Unfortunately, cloning proved frustrating. Fortunately, it also proved educational. I learnt a lot about the way that experiments work, and how progress in science is more staccato than smooth. One issue I faced was the purification of my final plasmid using an Invitrogen maxiprep column. Each time I purified the plasmid I ended up with a lower yield than required, as I needed enough DNA to send to a company that would use it to generate a transgenic fly. I adjusted a parameter each time, but in the end it may have just been a plasmid with a low copy number as during my last attempt I purified it from a much larger bacterial culture, which finally gave me a sufficient amount of DNA.
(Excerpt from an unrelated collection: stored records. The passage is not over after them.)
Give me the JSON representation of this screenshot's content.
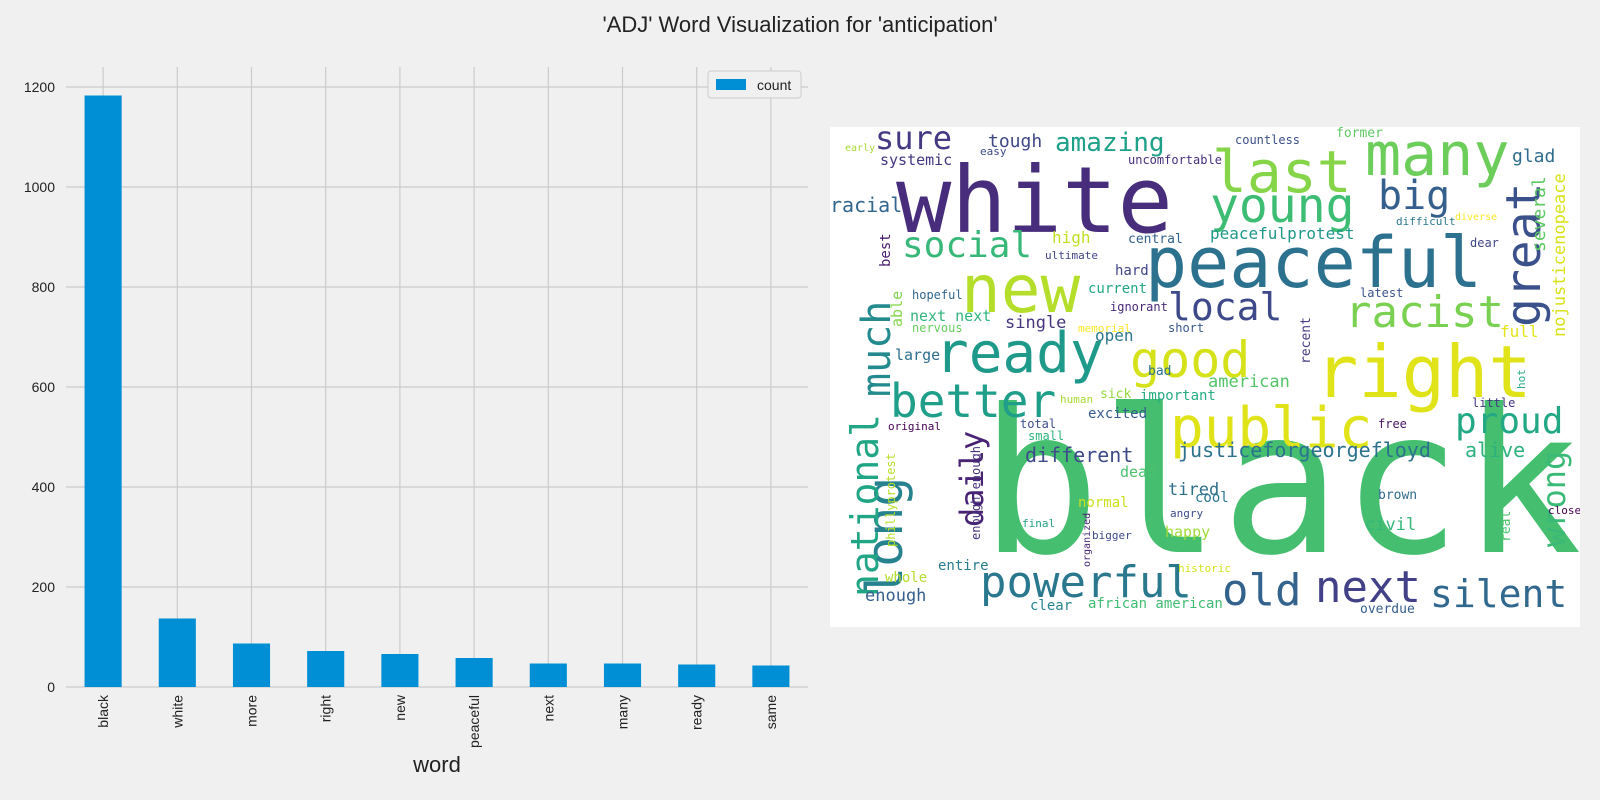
{
  "title": "'ADJ' Word Visualization for 'anticipation'",
  "chart_data": [
    {
      "type": "bar",
      "title": "",
      "xlabel": "word",
      "ylabel": "",
      "categories": [
        "black",
        "white",
        "more",
        "right",
        "new",
        "peaceful",
        "next",
        "many",
        "ready",
        "same"
      ],
      "series": [
        {
          "name": "count",
          "values": [
            1183,
            137,
            87,
            72,
            66,
            58,
            47,
            47,
            45,
            43
          ]
        }
      ],
      "ylim": [
        0,
        1240
      ],
      "yticks": [
        0,
        200,
        400,
        600,
        800,
        1000,
        1200
      ],
      "grid": true,
      "legend": "top-right",
      "color": "#008fd5"
    },
    {
      "type": "wordcloud",
      "background": "#ffffff",
      "words": [
        {
          "text": "black",
          "color": "#45bf6f"
        },
        {
          "text": "white",
          "color": "#472d7b"
        },
        {
          "text": "peaceful",
          "color": "#2c728e"
        },
        {
          "text": "right",
          "color": "#dfe318"
        },
        {
          "text": "new",
          "color": "#b5de2b"
        },
        {
          "text": "many",
          "color": "#6ccd5a"
        },
        {
          "text": "last",
          "color": "#86d549"
        },
        {
          "text": "ready",
          "color": "#1f9a8a"
        },
        {
          "text": "public",
          "color": "#dfe318"
        },
        {
          "text": "young",
          "color": "#3dbc74"
        },
        {
          "text": "good",
          "color": "#d5e21a"
        },
        {
          "text": "better",
          "color": "#1f9e89"
        },
        {
          "text": "long",
          "color": "#26828e"
        },
        {
          "text": "much",
          "color": "#238a8d"
        },
        {
          "text": "national",
          "color": "#21a685"
        },
        {
          "text": "racist",
          "color": "#7ad151"
        },
        {
          "text": "great",
          "color": "#3b518b"
        },
        {
          "text": "next",
          "color": "#424086"
        },
        {
          "text": "silent",
          "color": "#31688e"
        },
        {
          "text": "powerful",
          "color": "#2a788e"
        },
        {
          "text": "old",
          "color": "#33638d"
        },
        {
          "text": "local",
          "color": "#3e4989"
        },
        {
          "text": "big",
          "color": "#355f8d"
        },
        {
          "text": "social",
          "color": "#37b878"
        },
        {
          "text": "proud",
          "color": "#22a884"
        },
        {
          "text": "daily",
          "color": "#482374"
        },
        {
          "text": "sure",
          "color": "#443983"
        },
        {
          "text": "amazing",
          "color": "#1fa088"
        },
        {
          "text": "wrong",
          "color": "#3aba76"
        },
        {
          "text": "different",
          "color": "#3e4a89"
        },
        {
          "text": "justiceforgeorgefloyd",
          "color": "#2c728e"
        },
        {
          "text": "alive",
          "color": "#2db27d"
        },
        {
          "text": "racial",
          "color": "#31678e"
        },
        {
          "text": "nojusticenopeace",
          "color": "#d8e219"
        },
        {
          "text": "several",
          "color": "#5ec962"
        },
        {
          "text": "glad",
          "color": "#2f6c8e"
        },
        {
          "text": "tough",
          "color": "#3f4788"
        },
        {
          "text": "systemic",
          "color": "#453581"
        },
        {
          "text": "peacefulprotest",
          "color": "#1f978b"
        },
        {
          "text": "american",
          "color": "#52c569"
        },
        {
          "text": "tired",
          "color": "#2d708e"
        },
        {
          "text": "civil",
          "color": "#35b779"
        },
        {
          "text": "enough",
          "color": "#355e8d"
        },
        {
          "text": "high",
          "color": "#c0df25"
        },
        {
          "text": "single",
          "color": "#46337e"
        },
        {
          "text": "open",
          "color": "#2a768e"
        },
        {
          "text": "full",
          "color": "#e2e418"
        },
        {
          "text": "able",
          "color": "#84d44b"
        },
        {
          "text": "best",
          "color": "#481a6c"
        },
        {
          "text": "next next",
          "color": "#2fb47c"
        },
        {
          "text": "large",
          "color": "#2e6e8e"
        },
        {
          "text": "important",
          "color": "#27ad81"
        },
        {
          "text": "excited",
          "color": "#365c8d"
        },
        {
          "text": "dead",
          "color": "#4ac16d"
        },
        {
          "text": "cool",
          "color": "#2a778e"
        },
        {
          "text": "happy",
          "color": "#a0da39"
        },
        {
          "text": "normal",
          "color": "#cae11f"
        },
        {
          "text": "whole",
          "color": "#b2dd2d"
        },
        {
          "text": "entire",
          "color": "#287c8e"
        },
        {
          "text": "clear",
          "color": "#25848e"
        },
        {
          "text": "african american",
          "color": "#40bd72"
        },
        {
          "text": "overdue",
          "color": "#365d8d"
        },
        {
          "text": "brown",
          "color": "#2f6b8e"
        },
        {
          "text": "real",
          "color": "#4ec36b"
        },
        {
          "text": "close",
          "color": "#440154"
        },
        {
          "text": "hard",
          "color": "#414487"
        },
        {
          "text": "current",
          "color": "#22a785"
        },
        {
          "text": "central",
          "color": "#33628d"
        },
        {
          "text": "hopeful",
          "color": "#31668e"
        },
        {
          "text": "nervous",
          "color": "#67cc5c"
        },
        {
          "text": "ignorant",
          "color": "#482979"
        },
        {
          "text": "memorial",
          "color": "#fde725"
        },
        {
          "text": "short",
          "color": "#39568c"
        },
        {
          "text": "recent",
          "color": "#443b84"
        },
        {
          "text": "bad",
          "color": "#2d718e"
        },
        {
          "text": "sick",
          "color": "#95d840"
        },
        {
          "text": "human",
          "color": "#a8db34"
        },
        {
          "text": "total",
          "color": "#3d4d8a"
        },
        {
          "text": "small",
          "color": "#2eb37c"
        },
        {
          "text": "original",
          "color": "#440154"
        },
        {
          "text": "enough enough",
          "color": "#46327e"
        },
        {
          "text": "phillyprotest",
          "color": "#b8de29"
        },
        {
          "text": "free",
          "color": "#481467"
        },
        {
          "text": "little",
          "color": "#453781"
        },
        {
          "text": "hot",
          "color": "#25ac82"
        },
        {
          "text": "latest",
          "color": "#3b528b"
        },
        {
          "text": "angry",
          "color": "#3e4c8a"
        },
        {
          "text": "final",
          "color": "#1fa187"
        },
        {
          "text": "bigger",
          "color": "#3e4989"
        },
        {
          "text": "organized",
          "color": "#482777"
        },
        {
          "text": "historic",
          "color": "#d2e21b"
        },
        {
          "text": "ultimate",
          "color": "#414287"
        },
        {
          "text": "countless",
          "color": "#3c4f8a"
        },
        {
          "text": "former",
          "color": "#5ec962"
        },
        {
          "text": "uncomfortable",
          "color": "#46307e"
        },
        {
          "text": "easy",
          "color": "#3e4989"
        },
        {
          "text": "early",
          "color": "#a5db36"
        },
        {
          "text": "difficult",
          "color": "#2a788e"
        },
        {
          "text": "diverse",
          "color": "#fde725"
        },
        {
          "text": "dear",
          "color": "#3f4788"
        }
      ]
    }
  ]
}
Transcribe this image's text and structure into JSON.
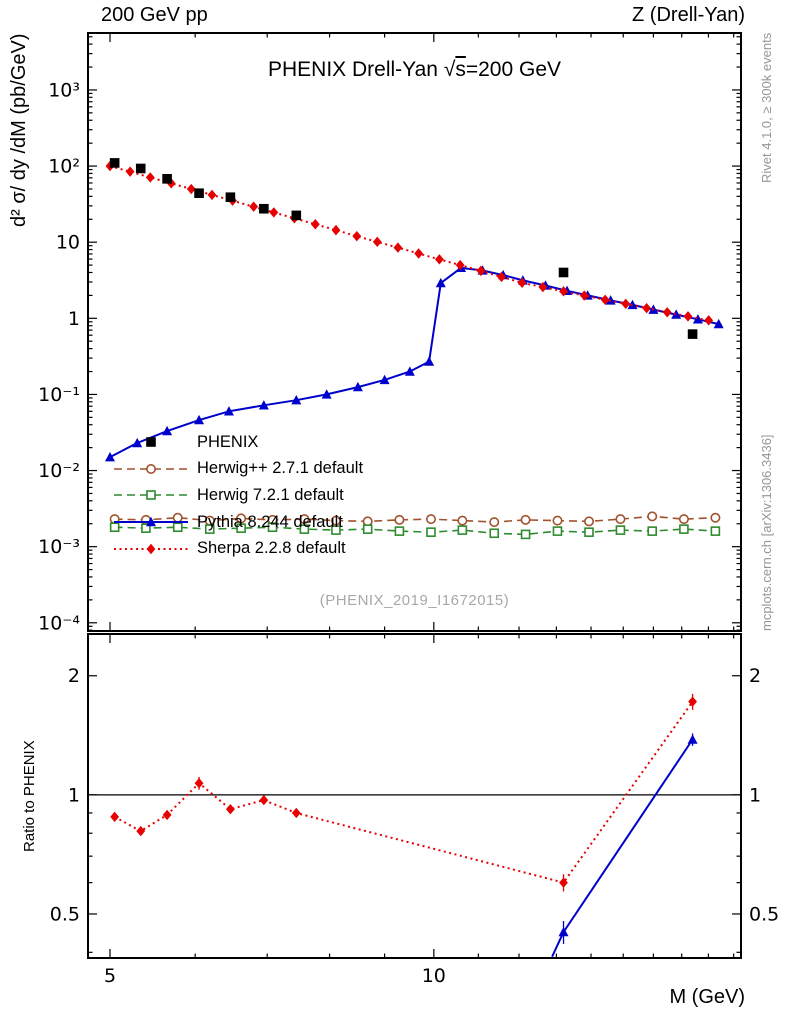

The second part of my project was spent optimising a fluorescent in-situ hybridisation (FISH) protocol. I planned to use FISH to label cells expressing the pro-apoptotic gene hid in a series of patterning mutant embryos to characterise the regions where cell death occurs. As a control, I first conducted the protocol with a probe against the segment polarity gene wingless, which is expressed in a row of cells in every segment. This probe was made by someone else in the lab and is known to work, so I used it to learn the steps of the in-situ protocol.
My FISH experiments with the wingless probe worked like a treat (figure 3), but difficulties soon followed when I attempted to make a new probe to label cells expressing hid. The stainings I conducted with the hid probe I had made repeatedly failed to work, and every attempt to generate a new probe proved unsuccessful. Disappointingly, I reached the end of my project before I managed to develop a protocol that worked, but I at least learnt plenty of science along the way!
My time in J.P.’s lab has been great for a number of reasons. I’ve come to love the problem solving nature of science and the freedom you get to explore what really interests you. It really is an adventure! However, I’ve also realised how difficult a career in science can be. Whilst this project has inspired me to become a scientist, I wonder if there’s a route into academia that would better suit my background as a medical student and my wider interests in medicine.
(1) Werz C, Lee TV, Lee PL, Lackey M, Bolduc C, Stein DS, Bergman A. Mis-specified cells die by an active gene-directed process, and inhibition of this death results in cell fate transformation in Drosophila. Development, 2005. 132(24): p. 5343-5352.